On Tue, Aug 27, 2019 at 12:46 PM Yoav Nir <> wrote:

> Hi, Rene
> On 27 Aug 2019, at 6:21, Rene Struik <> wrote:
> RS>> (Technical.) It would be prudent for IETF not to put too many eggs in
> the same basket and, thereby, not have most protocols share the same crypto
> design philosophy, protocol flow framework, and instantiation. While
> arguably convenient, this is contrary to algorithm agility requirements
> (since results in in-tandem vulnerabilities and easily ossified code).
> I disagree with this.  It is not the IETF that is putting many eggs in one
> basket, but the market. It is the market that is protecting every piece of
> privacy-sensitive information using TLS: financial transaction, bank
> statements, credit cards, school transcripts, medical appointments and test
> results, email in transit to name but a few.
> If TLS is compromised, all of that is compromised, and the fact that SSH
> or IPsec or some new OSCORE thing exist does not help me or anyone else
> whose personal information is now exposed.  If TLS is compromised we’ll
> have to fix TLS.  So regardless of what we decide at the IETF, a whole lot
> of our eggs are already in one basket. It’s a better use of our resources
> to make sure that basket is protected than to spend them on making a new
> basket that hardly anyone will use.

My problem with using the TLS exchange is that we are still doing key
exchange using a signature for authentication like we did in SSL when the
whole protocol was predicated on use of RSA.

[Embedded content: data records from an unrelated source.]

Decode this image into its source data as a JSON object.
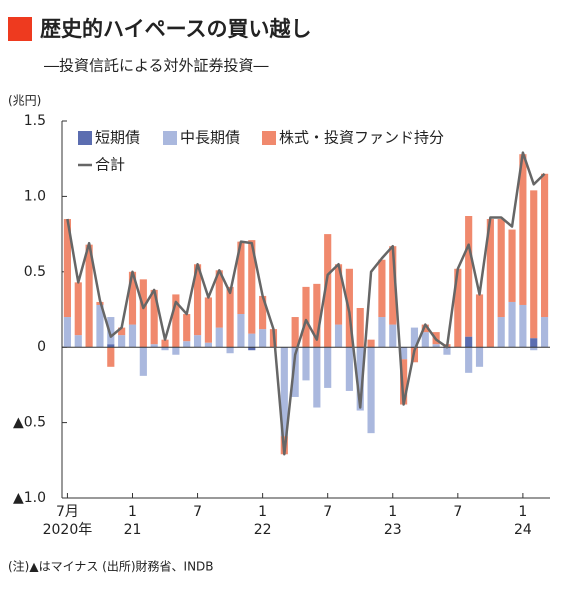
{
  "chart_data": {
    "type": "stacked_bar_line",
    "title": "歴史的ハイペースの買い越し",
    "subtitle": "―投資信託による対外証券投資―",
    "y_unit": "(兆円)",
    "note": "(注)▲はマイナス (出所)財務省、INDB",
    "categories": [
      "7月",
      null,
      null,
      null,
      null,
      null,
      "1",
      null,
      null,
      null,
      null,
      null,
      "7",
      null,
      null,
      null,
      null,
      null,
      "1",
      null,
      null,
      null,
      null,
      null,
      "7",
      null,
      null,
      null,
      null,
      null,
      "1",
      null,
      null,
      null,
      null,
      null,
      "7",
      null,
      null,
      null,
      null,
      null,
      "1",
      null,
      null
    ],
    "category_years": [
      "2020年",
      null,
      null,
      null,
      null,
      null,
      "21",
      null,
      null,
      null,
      null,
      null,
      null,
      null,
      null,
      null,
      null,
      null,
      "22",
      null,
      null,
      null,
      null,
      null,
      null,
      null,
      null,
      null,
      null,
      null,
      "23",
      null,
      null,
      null,
      null,
      null,
      null,
      null,
      null,
      null,
      null,
      null,
      "24",
      null,
      null
    ],
    "series": [
      {
        "name": "短期債",
        "color": "#5b6db0",
        "values": [
          0,
          0,
          0,
          0,
          0.02,
          0,
          0,
          0,
          0,
          0,
          0,
          0,
          0,
          0,
          0,
          0,
          0,
          -0.02,
          0,
          0,
          0,
          0,
          0,
          0,
          0,
          0,
          0,
          0,
          0,
          0,
          0,
          0,
          0,
          0,
          0,
          0,
          0,
          0.07,
          0,
          0,
          0,
          0,
          0,
          0.06,
          0
        ]
      },
      {
        "name": "中長期債",
        "color": "#aab8de",
        "values": [
          0.2,
          0.08,
          0,
          0.28,
          0.18,
          0.08,
          0.15,
          -0.19,
          0.02,
          -0.02,
          -0.05,
          0.04,
          0.08,
          0.03,
          0.13,
          -0.04,
          0.22,
          0.09,
          0.12,
          0,
          -0.59,
          -0.33,
          -0.22,
          -0.4,
          -0.27,
          0.15,
          -0.29,
          -0.42,
          -0.57,
          0.2,
          0.15,
          -0.08,
          0.13,
          0.1,
          0.02,
          -0.05,
          0,
          -0.17,
          -0.13,
          0,
          0.2,
          0.3,
          0.28,
          -0.02,
          0.2
        ]
      },
      {
        "name": "株式・投資ファンド持分",
        "color": "#f0896d",
        "values": [
          0.65,
          0.35,
          0.68,
          0.02,
          -0.13,
          0.05,
          0.35,
          0.45,
          0.36,
          0.05,
          0.35,
          0.18,
          0.47,
          0.3,
          0.38,
          0.4,
          0.48,
          0.62,
          0.22,
          0.12,
          -0.12,
          0.2,
          0.4,
          0.42,
          0.75,
          0.4,
          0.52,
          0.26,
          0.05,
          0.38,
          0.52,
          -0.3,
          -0.1,
          0.05,
          0.08,
          0.02,
          0.52,
          0.8,
          0.35,
          0.85,
          0.65,
          0.48,
          1.0,
          0.98,
          0.95
        ]
      },
      {
        "name": "合計",
        "type": "line",
        "color": "#666666",
        "values": [
          0.85,
          0.43,
          0.69,
          0.31,
          0.07,
          0.13,
          0.5,
          0.26,
          0.38,
          0.05,
          0.3,
          0.22,
          0.55,
          0.33,
          0.51,
          0.36,
          0.7,
          0.69,
          0.34,
          0.12,
          -0.71,
          -0.05,
          0.18,
          0.05,
          0.48,
          0.55,
          0.23,
          -0.4,
          0.5,
          0.59,
          0.67,
          -0.38,
          -0.02,
          0.15,
          0.05,
          0,
          0.52,
          0.68,
          0.35,
          0.86,
          0.86,
          0.8,
          1.29,
          1.08,
          1.15
        ]
      }
    ],
    "ylim": [
      -1,
      1.5
    ],
    "yticks": [
      1.5,
      {
        "value": 1,
        "label": "1.0"
      },
      0.5,
      0,
      {
        "value": -0.5,
        "label": "▲0.5"
      },
      {
        "value": -1,
        "label": "▲1.0"
      }
    ]
  }
}
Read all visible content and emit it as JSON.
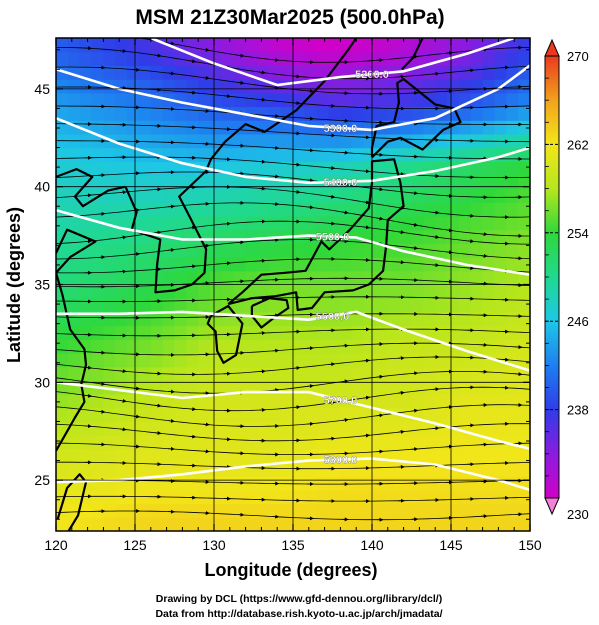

We have got rid of the RSA but we still demand that we use a signature to
authenticate the exchange which means that we leave non-repudiable evidence
that an exchange took place. Maybe not significant in TLS (I think it is
though) but certainly a concern in other areas.

There is another approach which is to make the exchanged secret dependent
on the supplemental information that we want to authenticate. So that the
key exchange will succeed if and only if both sides get the same
information. I believe this is what is done in Signal.